Dan Cooks
Pork Belly Done Right: Crackling Skin, Bright Ginger-Scallion Sauce
Restaurant-worthy pork belly starts with patience on the skin side and a bold sauce that cuts right through the richness — here's how to nail both in under an hour.
I grew up watching my grandmother and mother coax big flavor out of simple cuts — pork that had been seasoned with patience, cooked slow and steady, and finished with something bright to wake it all up. This pork belly recipe carries that same spirit, even if the sauce leans Japanese instead of Southern. When I first put this together for my family on a warm Tampa evening, my kids went quiet at the table — and around here, that's the highest compliment a plate of food can earn.
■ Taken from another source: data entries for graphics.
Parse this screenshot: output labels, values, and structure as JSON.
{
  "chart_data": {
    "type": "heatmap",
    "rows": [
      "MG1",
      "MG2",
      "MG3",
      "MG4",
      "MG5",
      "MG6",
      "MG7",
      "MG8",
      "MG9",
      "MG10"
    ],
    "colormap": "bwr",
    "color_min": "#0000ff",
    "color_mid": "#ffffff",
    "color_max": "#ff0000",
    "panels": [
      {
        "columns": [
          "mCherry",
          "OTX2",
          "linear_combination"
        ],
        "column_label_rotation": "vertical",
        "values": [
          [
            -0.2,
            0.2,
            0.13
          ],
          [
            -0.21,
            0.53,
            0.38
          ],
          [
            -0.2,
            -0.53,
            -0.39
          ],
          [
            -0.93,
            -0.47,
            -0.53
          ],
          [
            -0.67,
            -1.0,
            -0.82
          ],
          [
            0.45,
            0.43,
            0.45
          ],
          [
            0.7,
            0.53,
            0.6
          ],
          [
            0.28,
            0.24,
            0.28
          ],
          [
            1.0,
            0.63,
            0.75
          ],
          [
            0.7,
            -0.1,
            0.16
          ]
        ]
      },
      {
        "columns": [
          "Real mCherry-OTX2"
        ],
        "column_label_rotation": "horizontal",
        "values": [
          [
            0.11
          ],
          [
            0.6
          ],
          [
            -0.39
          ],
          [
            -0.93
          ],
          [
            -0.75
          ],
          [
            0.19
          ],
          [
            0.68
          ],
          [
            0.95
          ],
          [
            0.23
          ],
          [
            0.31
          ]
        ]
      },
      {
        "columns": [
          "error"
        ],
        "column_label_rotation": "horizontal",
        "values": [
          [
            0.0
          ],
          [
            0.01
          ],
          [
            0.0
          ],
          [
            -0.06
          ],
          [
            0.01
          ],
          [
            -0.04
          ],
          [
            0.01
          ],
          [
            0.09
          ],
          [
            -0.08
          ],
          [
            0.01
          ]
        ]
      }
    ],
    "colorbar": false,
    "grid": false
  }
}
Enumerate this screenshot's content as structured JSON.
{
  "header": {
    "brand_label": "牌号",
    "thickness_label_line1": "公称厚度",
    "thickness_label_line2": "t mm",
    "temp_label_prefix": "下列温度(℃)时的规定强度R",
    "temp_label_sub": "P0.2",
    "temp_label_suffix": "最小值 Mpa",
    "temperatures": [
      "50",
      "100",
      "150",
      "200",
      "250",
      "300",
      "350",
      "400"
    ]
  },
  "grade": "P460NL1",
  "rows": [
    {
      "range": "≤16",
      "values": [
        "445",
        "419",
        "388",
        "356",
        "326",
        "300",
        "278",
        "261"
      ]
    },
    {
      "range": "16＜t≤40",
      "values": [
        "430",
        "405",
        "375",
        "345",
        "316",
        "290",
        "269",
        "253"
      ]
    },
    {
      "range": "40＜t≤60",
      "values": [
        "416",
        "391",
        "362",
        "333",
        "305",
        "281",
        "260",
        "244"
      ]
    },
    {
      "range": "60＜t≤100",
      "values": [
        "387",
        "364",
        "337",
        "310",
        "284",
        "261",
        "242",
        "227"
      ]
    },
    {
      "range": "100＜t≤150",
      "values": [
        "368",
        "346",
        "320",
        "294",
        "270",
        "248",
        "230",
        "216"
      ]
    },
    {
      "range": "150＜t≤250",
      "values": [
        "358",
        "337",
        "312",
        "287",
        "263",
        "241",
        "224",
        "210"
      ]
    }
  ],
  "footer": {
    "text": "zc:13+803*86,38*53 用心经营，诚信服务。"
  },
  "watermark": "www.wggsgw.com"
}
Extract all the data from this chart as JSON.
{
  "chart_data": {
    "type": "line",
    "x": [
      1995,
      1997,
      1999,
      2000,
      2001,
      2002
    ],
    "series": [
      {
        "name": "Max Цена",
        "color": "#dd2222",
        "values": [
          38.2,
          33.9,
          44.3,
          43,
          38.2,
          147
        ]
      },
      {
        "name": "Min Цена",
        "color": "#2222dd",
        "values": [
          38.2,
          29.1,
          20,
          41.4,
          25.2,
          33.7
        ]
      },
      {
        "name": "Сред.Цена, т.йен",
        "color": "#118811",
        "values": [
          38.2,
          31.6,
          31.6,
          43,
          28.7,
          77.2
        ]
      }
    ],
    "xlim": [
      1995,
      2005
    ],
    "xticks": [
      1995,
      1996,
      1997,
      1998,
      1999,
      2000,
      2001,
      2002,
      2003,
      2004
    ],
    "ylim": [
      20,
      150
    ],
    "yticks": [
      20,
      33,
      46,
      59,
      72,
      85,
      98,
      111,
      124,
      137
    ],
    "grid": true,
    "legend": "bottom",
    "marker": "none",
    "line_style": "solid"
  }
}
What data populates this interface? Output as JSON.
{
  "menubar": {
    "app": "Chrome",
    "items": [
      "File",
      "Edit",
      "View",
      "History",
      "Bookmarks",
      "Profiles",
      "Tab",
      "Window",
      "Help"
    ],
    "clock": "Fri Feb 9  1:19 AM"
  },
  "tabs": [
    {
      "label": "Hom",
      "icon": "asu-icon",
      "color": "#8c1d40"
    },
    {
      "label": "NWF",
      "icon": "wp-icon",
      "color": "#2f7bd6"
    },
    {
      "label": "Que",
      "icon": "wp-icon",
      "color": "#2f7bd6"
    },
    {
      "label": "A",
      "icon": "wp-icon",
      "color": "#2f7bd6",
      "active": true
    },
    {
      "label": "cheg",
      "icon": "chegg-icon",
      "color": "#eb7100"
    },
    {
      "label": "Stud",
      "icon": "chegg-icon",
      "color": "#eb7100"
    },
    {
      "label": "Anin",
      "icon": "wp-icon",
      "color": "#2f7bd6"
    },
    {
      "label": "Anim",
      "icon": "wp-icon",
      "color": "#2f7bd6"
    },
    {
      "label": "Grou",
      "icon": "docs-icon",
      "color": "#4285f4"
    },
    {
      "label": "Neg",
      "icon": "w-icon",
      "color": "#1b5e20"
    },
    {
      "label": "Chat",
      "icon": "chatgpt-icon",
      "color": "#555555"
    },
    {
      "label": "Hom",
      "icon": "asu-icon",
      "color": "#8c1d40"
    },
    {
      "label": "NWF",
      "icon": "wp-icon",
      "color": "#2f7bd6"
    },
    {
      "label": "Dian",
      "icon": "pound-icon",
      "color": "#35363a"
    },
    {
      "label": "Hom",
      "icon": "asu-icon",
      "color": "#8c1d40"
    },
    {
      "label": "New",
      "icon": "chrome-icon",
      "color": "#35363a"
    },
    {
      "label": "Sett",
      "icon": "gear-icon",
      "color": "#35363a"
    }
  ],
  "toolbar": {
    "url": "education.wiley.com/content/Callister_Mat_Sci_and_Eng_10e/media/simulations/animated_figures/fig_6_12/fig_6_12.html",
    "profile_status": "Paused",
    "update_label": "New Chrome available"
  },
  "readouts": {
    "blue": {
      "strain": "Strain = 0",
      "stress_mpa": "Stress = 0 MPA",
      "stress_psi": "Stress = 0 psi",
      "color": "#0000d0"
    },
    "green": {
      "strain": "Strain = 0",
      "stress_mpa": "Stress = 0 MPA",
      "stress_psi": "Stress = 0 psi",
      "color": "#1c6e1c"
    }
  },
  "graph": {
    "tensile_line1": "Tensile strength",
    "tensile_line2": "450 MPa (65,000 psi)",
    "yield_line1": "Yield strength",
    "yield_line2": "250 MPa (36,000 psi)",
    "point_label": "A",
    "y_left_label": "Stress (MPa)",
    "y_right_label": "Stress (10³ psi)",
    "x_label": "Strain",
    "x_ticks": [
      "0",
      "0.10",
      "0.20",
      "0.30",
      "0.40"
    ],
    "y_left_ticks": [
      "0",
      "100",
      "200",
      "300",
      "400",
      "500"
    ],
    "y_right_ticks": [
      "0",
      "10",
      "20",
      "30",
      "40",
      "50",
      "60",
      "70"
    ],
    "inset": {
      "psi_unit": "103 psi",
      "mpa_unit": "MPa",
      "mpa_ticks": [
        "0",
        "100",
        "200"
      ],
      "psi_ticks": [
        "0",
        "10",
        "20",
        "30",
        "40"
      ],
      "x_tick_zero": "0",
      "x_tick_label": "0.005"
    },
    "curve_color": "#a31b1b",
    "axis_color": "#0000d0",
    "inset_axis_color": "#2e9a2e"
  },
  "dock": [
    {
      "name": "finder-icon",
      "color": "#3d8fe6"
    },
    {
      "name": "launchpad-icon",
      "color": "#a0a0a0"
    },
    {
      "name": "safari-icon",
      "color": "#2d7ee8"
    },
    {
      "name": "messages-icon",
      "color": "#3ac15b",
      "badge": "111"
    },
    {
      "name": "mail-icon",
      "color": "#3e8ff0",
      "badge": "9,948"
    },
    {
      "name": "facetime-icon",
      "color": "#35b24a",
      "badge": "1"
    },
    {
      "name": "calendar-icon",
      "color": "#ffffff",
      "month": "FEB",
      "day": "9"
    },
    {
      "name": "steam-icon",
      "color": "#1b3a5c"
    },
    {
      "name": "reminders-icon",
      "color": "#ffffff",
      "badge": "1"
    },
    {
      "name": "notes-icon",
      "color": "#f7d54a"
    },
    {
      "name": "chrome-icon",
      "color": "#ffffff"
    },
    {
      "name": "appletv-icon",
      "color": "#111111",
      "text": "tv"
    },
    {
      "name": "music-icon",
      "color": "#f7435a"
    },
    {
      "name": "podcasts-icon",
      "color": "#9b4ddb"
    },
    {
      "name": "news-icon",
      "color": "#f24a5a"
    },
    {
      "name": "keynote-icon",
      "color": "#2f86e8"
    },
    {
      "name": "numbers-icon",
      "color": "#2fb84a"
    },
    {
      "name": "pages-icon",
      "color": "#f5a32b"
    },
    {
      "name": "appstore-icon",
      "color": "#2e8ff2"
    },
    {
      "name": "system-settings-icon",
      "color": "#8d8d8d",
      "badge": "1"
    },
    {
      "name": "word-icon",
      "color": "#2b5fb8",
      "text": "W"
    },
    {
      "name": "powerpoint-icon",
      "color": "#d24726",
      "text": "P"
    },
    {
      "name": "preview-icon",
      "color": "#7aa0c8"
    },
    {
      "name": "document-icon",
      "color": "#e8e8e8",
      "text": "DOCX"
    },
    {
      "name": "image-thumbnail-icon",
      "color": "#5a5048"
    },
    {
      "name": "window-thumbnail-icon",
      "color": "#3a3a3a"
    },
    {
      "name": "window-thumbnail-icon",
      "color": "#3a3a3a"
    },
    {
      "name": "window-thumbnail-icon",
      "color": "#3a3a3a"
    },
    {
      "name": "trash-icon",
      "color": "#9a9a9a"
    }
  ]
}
Pork belly is one of those cuts that rewards you for slowing down. You can't rush the skin. You can't skip the dry time. But once that cast iron starts singing and the fat begins to render, you'll know you're on the right track. The ginger-scallion sauce comes together in minutes and does the heavy lifting that the fat alone can't — it's bright and savory where the belly is rich and deep. Together, they make a plate that feels like a real occasion, even on a Tuesday night.
The Skin Is Everything
Here's the truth about pork belly: the whole dish lives or dies on what happens in the first 12 minutes. Dry skin is crispy skin. Wet skin is rubbery skin. That's the whole equation.
Pat the belly completely dry with paper towels — more than you think you need to. Then salt it and leave it alone. If you have an hour, let it sit uncovered in the fridge after salting; overnight is even better. Salt draws moisture to the surface, then pulls it back in as seasoned liquid — but there's a window right around 5 to 30 minutes where the moisture is sitting on top and hasn't reabsorbed yet. Cook in that window and you'll trap steam under the skin. Salt early or salt right before the pan goes on, and you're golden.
When the belly goes into the cast iron, lay it skin-side down and press it flat. Don't move it. The fat needs time to render out from under that skin before it can crisp up. Rushing this step with a screaming hot pan traps moisture instead of driving it out. Medium heat, patience, and a little faith — that's your technique.